13-14 September: General Affairs Council

Series Title
Series Details 16/09/99, Volume 5, Number 33
Publication Date 16/09/1999
Content Type

Date: 16/09/1999

EU FOREIGN ministers agreed to impose a four-month arms sales embargo on Indonesia in a bid to force Jakarta to end the violence in East Timor. Ministers decided to halt sales of arms, munitions and military equipment to Indonesia and cancel all military cooperation projects. The UK and France were initially unwilling to impose an immediate arms embargo, arguing that the timing was inappropriate as President Habibie had just agreed to allow foreign troops into the province to monitor the situation. Finnish Foreign Minister Tarja Halonen, who chaired the meeting, said most Union member states had already banned arms sales to Indonesia through national legislation, but wanted to send a united political message from the EU to Habibie. Ministers urged the Indonesian government to allow international humanitarian organisations into East Timor as soon as possible.

MINISTERS held their first full meeting in two years with their Turkish counterpart Ismail Cem.

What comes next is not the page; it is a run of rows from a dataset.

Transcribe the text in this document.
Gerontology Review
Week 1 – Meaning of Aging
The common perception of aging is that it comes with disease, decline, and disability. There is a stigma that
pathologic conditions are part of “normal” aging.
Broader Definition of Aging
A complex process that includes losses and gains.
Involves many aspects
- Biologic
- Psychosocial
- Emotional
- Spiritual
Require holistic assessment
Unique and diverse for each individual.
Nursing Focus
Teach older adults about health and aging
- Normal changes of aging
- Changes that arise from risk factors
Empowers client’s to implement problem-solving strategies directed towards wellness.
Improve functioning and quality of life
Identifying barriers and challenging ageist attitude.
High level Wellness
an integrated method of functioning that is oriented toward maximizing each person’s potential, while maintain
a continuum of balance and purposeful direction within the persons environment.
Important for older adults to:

Both parties described the encounter as “positive”, but there was no agreement on Turkey's bid to be treated as a full candidate for Union membership. Halonen said talks had focused on financial assistance to Turkey in the wake of the devastating earthquake last month.

IN A bid to find a solution to the long-running banana dispute with the US, outgoing Trade Commissioner Sir Leon Brittan presented a report on possible options for reform which would convince Washington to drop h181 million of sanctions imposed on EU exports. Brittan said that a tariff-only solution without special quotas for certain types of producer was the best way to ensure that the regime would be accepted by the US and Ecuador. But France, Spain and Portugal, which all have banana growers in overseas territories, argued that quotas must be kept to protect higher cost producers in the Caribbean and parts of Africa. However, UK Foreign Minister Robin Cook, traditionally a supporter of quotas, seemed to be warming to a tariff-only solution. Ministers called on the new Commission to make proposals for reform of the banana regime before the ministerial meeting in Seattle in November.

CONTACT with opposition forces in Yugoslavia should be increased in a bid to boost democracy in the country, ministers agreed. They decided that the EU would invite opponents of President Slobodan Milosevic's regime to Brussels and asked experts to examine ways of supplying energy to areas where anti-Milosevic forces are in charge.

MINISTERS agreed to end civilian sanctions against Libya in recognition of Tripoli's moves to cut its links with terrorist groups. A range of sanctions, chiefly restrictions on visas for diplomats and government officials, were suspended temporarily in April after Tripoli handed over two men suspected of involvement in the 1988 Lockerbie bombing.